Sur qui vais-je me reposer, dit le Seigneur, sinon sur l'homme humble et en repos (Is 66, 2 LXX) ? Comment, en effet, pourrait-il se reposer sur cela qui ne tient pas en repos ? Comment une colonne pourrait-elle demeurer immobile sur une base qui chancelle ou vacille ?
Aussi, mes frères, afin que le Seigneur, lui qui aime et dispense le repos, puisse trouver en vous son repos, appliquez-vous, selon le conseil de l'Apôtre, à demeurer en repos (1 Th 4, 11). Et comment cela se fera-t-il ? Je vous recommande, dit-il, de vous adonner chacun à votre tâche, et de travailler de vos propres mains (1 Th 4, 11). Le travail est une charge ; et cette charge, tel le poids qui leste un navire, donne repos et stabilité aux cœurs agités, et en outre il assure assise et équilibre à l'homme extérieur.
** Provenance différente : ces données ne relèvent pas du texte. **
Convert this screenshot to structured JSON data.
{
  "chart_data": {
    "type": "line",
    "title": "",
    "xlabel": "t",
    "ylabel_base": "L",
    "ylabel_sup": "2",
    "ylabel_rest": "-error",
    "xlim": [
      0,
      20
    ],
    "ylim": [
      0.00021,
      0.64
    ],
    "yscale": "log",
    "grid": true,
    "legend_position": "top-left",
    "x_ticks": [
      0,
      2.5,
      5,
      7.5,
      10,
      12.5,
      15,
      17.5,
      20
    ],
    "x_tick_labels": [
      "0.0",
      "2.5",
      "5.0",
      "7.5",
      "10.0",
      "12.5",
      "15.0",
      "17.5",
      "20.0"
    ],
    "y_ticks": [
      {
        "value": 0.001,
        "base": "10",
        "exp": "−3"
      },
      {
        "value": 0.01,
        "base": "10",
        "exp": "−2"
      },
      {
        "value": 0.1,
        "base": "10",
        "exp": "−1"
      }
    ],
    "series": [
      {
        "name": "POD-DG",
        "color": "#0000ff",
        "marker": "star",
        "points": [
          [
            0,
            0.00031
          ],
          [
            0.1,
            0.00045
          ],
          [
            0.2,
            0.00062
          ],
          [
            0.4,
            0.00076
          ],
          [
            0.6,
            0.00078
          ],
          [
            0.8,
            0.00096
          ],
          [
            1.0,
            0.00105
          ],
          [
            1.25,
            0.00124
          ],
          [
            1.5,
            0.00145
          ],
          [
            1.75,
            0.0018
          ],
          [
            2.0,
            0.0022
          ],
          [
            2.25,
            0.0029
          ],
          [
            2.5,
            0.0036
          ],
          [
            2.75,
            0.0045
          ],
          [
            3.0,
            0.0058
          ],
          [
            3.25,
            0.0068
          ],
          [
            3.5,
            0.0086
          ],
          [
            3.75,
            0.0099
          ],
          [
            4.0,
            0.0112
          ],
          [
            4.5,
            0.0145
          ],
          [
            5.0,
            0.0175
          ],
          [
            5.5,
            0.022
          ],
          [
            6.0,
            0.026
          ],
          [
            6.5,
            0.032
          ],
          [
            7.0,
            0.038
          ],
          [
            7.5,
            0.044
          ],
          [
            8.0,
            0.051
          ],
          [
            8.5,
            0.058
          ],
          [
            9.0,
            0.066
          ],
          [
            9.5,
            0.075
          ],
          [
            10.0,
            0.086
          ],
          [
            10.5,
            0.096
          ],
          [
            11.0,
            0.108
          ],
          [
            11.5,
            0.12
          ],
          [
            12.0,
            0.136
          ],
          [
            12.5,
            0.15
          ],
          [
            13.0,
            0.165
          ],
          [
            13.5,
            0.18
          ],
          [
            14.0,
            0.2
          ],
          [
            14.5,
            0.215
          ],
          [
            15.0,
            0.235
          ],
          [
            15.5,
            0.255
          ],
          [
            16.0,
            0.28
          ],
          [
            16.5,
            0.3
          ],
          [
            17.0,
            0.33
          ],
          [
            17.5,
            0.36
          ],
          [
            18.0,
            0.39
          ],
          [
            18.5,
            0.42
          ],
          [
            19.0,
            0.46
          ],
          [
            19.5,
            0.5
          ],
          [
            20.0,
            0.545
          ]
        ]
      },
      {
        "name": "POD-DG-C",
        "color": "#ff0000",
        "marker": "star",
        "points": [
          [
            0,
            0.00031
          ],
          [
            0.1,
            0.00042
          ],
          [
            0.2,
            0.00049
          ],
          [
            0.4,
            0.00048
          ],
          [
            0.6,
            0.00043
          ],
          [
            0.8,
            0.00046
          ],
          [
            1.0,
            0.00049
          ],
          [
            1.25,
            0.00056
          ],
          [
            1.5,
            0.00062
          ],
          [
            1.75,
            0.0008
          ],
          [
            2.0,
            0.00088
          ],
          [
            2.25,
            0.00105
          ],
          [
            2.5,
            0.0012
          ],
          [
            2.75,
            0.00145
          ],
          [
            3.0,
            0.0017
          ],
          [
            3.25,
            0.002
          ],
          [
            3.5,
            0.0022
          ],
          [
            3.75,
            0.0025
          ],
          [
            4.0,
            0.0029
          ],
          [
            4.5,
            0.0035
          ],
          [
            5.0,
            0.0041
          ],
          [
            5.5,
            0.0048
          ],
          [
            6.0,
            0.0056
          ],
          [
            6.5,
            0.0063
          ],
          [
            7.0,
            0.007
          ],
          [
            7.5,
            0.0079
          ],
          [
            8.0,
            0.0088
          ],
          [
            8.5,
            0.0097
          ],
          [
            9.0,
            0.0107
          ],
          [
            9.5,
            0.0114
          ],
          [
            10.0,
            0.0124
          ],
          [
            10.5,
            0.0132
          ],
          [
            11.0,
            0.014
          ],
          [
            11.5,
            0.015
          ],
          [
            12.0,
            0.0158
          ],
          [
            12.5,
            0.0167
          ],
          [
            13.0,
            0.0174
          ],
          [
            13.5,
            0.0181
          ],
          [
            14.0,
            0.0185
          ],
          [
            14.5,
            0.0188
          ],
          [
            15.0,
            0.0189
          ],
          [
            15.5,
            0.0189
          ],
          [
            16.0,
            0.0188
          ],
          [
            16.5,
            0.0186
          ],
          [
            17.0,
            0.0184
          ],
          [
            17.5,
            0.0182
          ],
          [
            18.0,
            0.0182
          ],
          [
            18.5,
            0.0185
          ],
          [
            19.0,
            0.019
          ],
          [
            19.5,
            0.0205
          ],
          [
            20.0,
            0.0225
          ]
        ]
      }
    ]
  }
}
C'est, comme vous le lisez, la source de grandes difficultés qu'une femme vagabonde, incapable de rester en repos, incapable de garder ses pieds dans sa maison, mais toujours aux aguets tantôt devant sa porte, tantôt sur les places, tantôt dans les recoins (Pr 7, 10-12). Et ce n'est pas sans raison que Paul, le docteur des nations, éprouve tant de méfiance à l'égard de ce mal de l'agitation, qu'il pense devoir le combattre non seulement par des réprimandes mais encore par la mise à l'écart. Nous vous en prions, dit-il, reprenez les agités (1 Th 5, 14). Et de nouveau dans sa seconde épître aux mêmes chrétiens de Thessalonique, il dit : Nous avons appris que certains d'entre vous mènent une vie agitée, ne faisant rien, mais se mêlant de tout. À ces gens-là, nous ordonnons de travailler dans le silence et de manger le pain qu'ils auront eux-mêmes gagné. Si quelqu'un n'obéit pas à ce que nous disons dans cette lettre, blâmez-le et n'ayez aucun rapport avec lui, pour qu'il en ait honte (2 Th 3, 11-14).
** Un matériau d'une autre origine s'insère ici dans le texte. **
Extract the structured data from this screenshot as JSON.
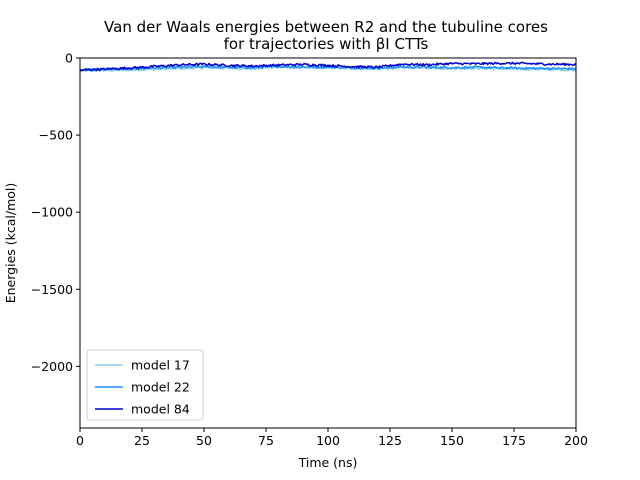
{
  "chart_data": {
    "type": "line",
    "title": "Van der Waals energies between R2 and the tubuline cores",
    "subtitle": "for trajectories with βI CTTs",
    "xlabel": "Time (ns)",
    "ylabel": "Energies (kcal/mol)",
    "xlim": [
      0,
      200
    ],
    "ylim": [
      -2400,
      0
    ],
    "xticks": [
      0,
      25,
      50,
      75,
      100,
      125,
      150,
      175,
      200
    ],
    "xtick_labels": [
      "0",
      "25",
      "50",
      "75",
      "100",
      "125",
      "150",
      "175",
      "200"
    ],
    "yticks": [
      0,
      -500,
      -1000,
      -1500,
      -2000
    ],
    "ytick_labels": [
      "0",
      "−500",
      "−1000",
      "−1500",
      "−2000"
    ],
    "grid": false,
    "legend_position": "lower-left",
    "series": [
      {
        "name": "model 17",
        "color": "#87ceeb",
        "x": [
          0,
          10,
          20,
          30,
          40,
          50,
          60,
          70,
          80,
          90,
          100,
          110,
          120,
          130,
          140,
          150,
          160,
          170,
          180,
          190,
          200
        ],
        "values": [
          -85,
          -80,
          -78,
          -72,
          -68,
          -62,
          -66,
          -70,
          -58,
          -64,
          -60,
          -66,
          -70,
          -62,
          -64,
          -68,
          -66,
          -70,
          -72,
          -75,
          -78
        ]
      },
      {
        "name": "model 22",
        "color": "#1e90ff",
        "x": [
          0,
          10,
          20,
          30,
          40,
          50,
          60,
          70,
          80,
          90,
          100,
          110,
          120,
          130,
          140,
          150,
          160,
          170,
          180,
          190,
          200
        ],
        "values": [
          -75,
          -72,
          -70,
          -65,
          -60,
          -56,
          -60,
          -62,
          -55,
          -58,
          -60,
          -64,
          -66,
          -58,
          -60,
          -62,
          -60,
          -64,
          -66,
          -68,
          -70
        ]
      },
      {
        "name": "model 84",
        "color": "#0000cd",
        "x": [
          0,
          10,
          20,
          30,
          40,
          50,
          60,
          70,
          80,
          90,
          100,
          110,
          120,
          130,
          140,
          150,
          160,
          170,
          180,
          190,
          200
        ],
        "values": [
          -80,
          -72,
          -65,
          -55,
          -45,
          -40,
          -48,
          -52,
          -46,
          -42,
          -48,
          -56,
          -60,
          -40,
          -44,
          -36,
          -38,
          -34,
          -36,
          -40,
          -42
        ]
      }
    ]
  }
}
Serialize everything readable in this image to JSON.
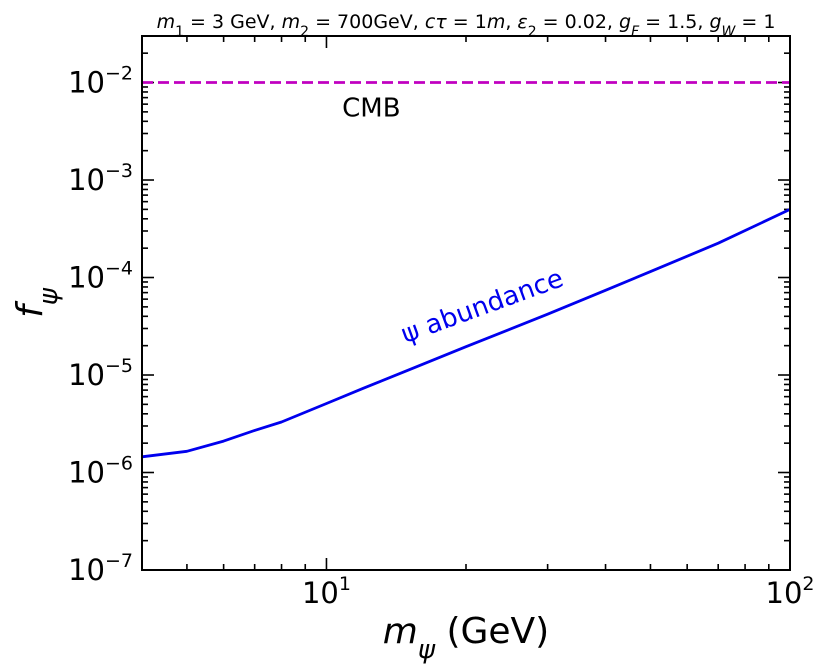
{
  "chart_data": {
    "type": "line",
    "title": {
      "parts": [
        {
          "t": "m",
          "i": true
        },
        {
          "t": "1",
          "sub": true
        },
        {
          "t": " = 3 GeV, "
        },
        {
          "t": "m",
          "i": true
        },
        {
          "t": "2",
          "sub": true
        },
        {
          "t": " = 700GeV, "
        },
        {
          "t": "cτ",
          "i": true
        },
        {
          "t": " = 1"
        },
        {
          "t": "m",
          "i": true
        },
        {
          "t": ", "
        },
        {
          "t": "ε",
          "i": true
        },
        {
          "t": "2",
          "sub": true
        },
        {
          "t": " = 0.02, "
        },
        {
          "t": "g",
          "i": true
        },
        {
          "t": "F",
          "sub": true,
          "i": true
        },
        {
          "t": " = 1.5, "
        },
        {
          "t": "g",
          "i": true
        },
        {
          "t": "W",
          "sub": true,
          "i": true
        },
        {
          "t": " = 1"
        }
      ]
    },
    "xlabel": {
      "parts": [
        {
          "t": "m",
          "i": true
        },
        {
          "t": "ψ",
          "sub": true,
          "i": true
        },
        {
          "t": " (GeV)"
        }
      ]
    },
    "ylabel": {
      "parts": [
        {
          "t": "f",
          "i": true
        },
        {
          "t": "ψ",
          "sub": true,
          "i": true
        }
      ]
    },
    "xscale": "log",
    "yscale": "log",
    "xlim": [
      4,
      100
    ],
    "ylim": [
      1e-07,
      0.03
    ],
    "x_major_ticks": [
      {
        "value": 10,
        "base": "10",
        "exp": "1"
      },
      {
        "value": 100,
        "base": "10",
        "exp": "2"
      }
    ],
    "y_major_ticks": [
      {
        "value": 1e-07,
        "base": "10",
        "exp": "−7"
      },
      {
        "value": 1e-06,
        "base": "10",
        "exp": "−6"
      },
      {
        "value": 1e-05,
        "base": "10",
        "exp": "−5"
      },
      {
        "value": 0.0001,
        "base": "10",
        "exp": "−4"
      },
      {
        "value": 0.001,
        "base": "10",
        "exp": "−3"
      },
      {
        "value": 0.01,
        "base": "10",
        "exp": "−2"
      }
    ],
    "grid": false,
    "series": [
      {
        "name": "ψ abundance",
        "color": "#0000ee",
        "style": "solid",
        "x": [
          4,
          5,
          6,
          7,
          8,
          10,
          12,
          15,
          20,
          30,
          40,
          50,
          70,
          100
        ],
        "y": [
          1.45e-06,
          1.65e-06,
          2.1e-06,
          2.7e-06,
          3.3e-06,
          5.1e-06,
          7.3e-06,
          1.12e-05,
          1.95e-05,
          4.2e-05,
          7.4e-05,
          0.000115,
          0.000225,
          0.0005
        ]
      },
      {
        "name": "CMB",
        "color": "#c000c0",
        "style": "dashed",
        "x": [
          4,
          100
        ],
        "y": [
          0.01,
          0.01
        ]
      }
    ],
    "annotations": [
      {
        "text": "CMB",
        "color": "#000000",
        "x": 12.5,
        "y": 0.0045,
        "rotate": 0
      },
      {
        "text": "ψ abundance",
        "color": "#0000ee",
        "x": 22,
        "y": 4.2e-05,
        "rotate": -20
      }
    ]
  }
}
Que sa honte le conduise à se corriger, que la réprimande lui procure de la joie, et qu'il nous réjouisse nous-mêmes, mais aussi l'Esprit de Dieu. Car si celui-ci dit : En tous j'ai cherché le repos, il ne le trouve que dans ceux qui sont en repos, et il ne le donne qu'à ceux qui sont en repos.
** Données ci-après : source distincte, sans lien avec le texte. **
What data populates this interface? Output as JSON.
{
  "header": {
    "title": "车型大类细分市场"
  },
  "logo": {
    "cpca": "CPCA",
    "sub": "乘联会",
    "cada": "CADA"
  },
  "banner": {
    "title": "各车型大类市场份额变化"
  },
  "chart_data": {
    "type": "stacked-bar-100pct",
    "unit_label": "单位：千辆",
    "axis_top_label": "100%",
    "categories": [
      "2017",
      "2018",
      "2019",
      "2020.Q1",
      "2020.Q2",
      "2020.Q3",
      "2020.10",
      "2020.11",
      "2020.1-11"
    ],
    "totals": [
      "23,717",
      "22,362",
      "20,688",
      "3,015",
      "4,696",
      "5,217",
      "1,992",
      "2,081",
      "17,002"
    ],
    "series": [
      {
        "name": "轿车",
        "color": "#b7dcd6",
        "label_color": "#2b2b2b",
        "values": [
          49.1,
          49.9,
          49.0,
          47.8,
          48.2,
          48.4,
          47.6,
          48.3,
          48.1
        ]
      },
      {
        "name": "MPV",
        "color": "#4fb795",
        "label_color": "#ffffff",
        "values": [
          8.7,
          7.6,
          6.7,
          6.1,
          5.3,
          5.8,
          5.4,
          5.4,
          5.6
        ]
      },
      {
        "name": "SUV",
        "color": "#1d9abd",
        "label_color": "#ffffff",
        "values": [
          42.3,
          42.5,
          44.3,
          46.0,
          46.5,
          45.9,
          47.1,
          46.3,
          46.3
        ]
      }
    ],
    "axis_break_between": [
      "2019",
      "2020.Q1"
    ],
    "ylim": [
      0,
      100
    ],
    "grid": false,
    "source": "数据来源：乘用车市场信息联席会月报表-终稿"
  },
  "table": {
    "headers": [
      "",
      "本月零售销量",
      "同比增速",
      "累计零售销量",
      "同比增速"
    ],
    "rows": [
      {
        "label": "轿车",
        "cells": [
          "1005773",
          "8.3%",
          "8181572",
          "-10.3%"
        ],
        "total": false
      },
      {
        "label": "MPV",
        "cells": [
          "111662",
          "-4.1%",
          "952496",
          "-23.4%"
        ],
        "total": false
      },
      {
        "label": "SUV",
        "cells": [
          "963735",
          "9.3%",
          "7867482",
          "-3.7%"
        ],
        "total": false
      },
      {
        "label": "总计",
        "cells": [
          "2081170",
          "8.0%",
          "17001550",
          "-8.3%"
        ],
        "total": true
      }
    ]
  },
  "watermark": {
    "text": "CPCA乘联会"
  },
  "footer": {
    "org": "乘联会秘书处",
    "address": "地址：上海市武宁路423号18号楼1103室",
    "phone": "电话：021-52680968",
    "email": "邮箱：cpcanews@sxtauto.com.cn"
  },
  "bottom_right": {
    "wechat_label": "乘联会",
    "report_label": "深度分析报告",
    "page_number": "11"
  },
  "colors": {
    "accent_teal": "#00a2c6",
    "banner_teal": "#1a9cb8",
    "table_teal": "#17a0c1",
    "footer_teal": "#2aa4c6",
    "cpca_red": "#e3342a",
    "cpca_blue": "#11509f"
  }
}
Tous ensemble, travaillons donc à nous tenir en repos (1 Th 4, 11) ; ainsi, dans notre repos, nous nous emploierons sans cesse à la méditation du repos éternel, et, par désir de ce repos, nous serons trouvés prêts à assumer tout travail.
Que la bienheureuse Mère de Dieu, dont nous célébrons aujourd'hui le repos, nous obtienne cette grâce de la part de celui qui a trouvé le repos dans la demeure (Si 24, 12) de son corps et de son cœur. C'est lui, le Christ Jésus, qui est le Repos éternel : à lui honneur et gloire dans tous les siècles !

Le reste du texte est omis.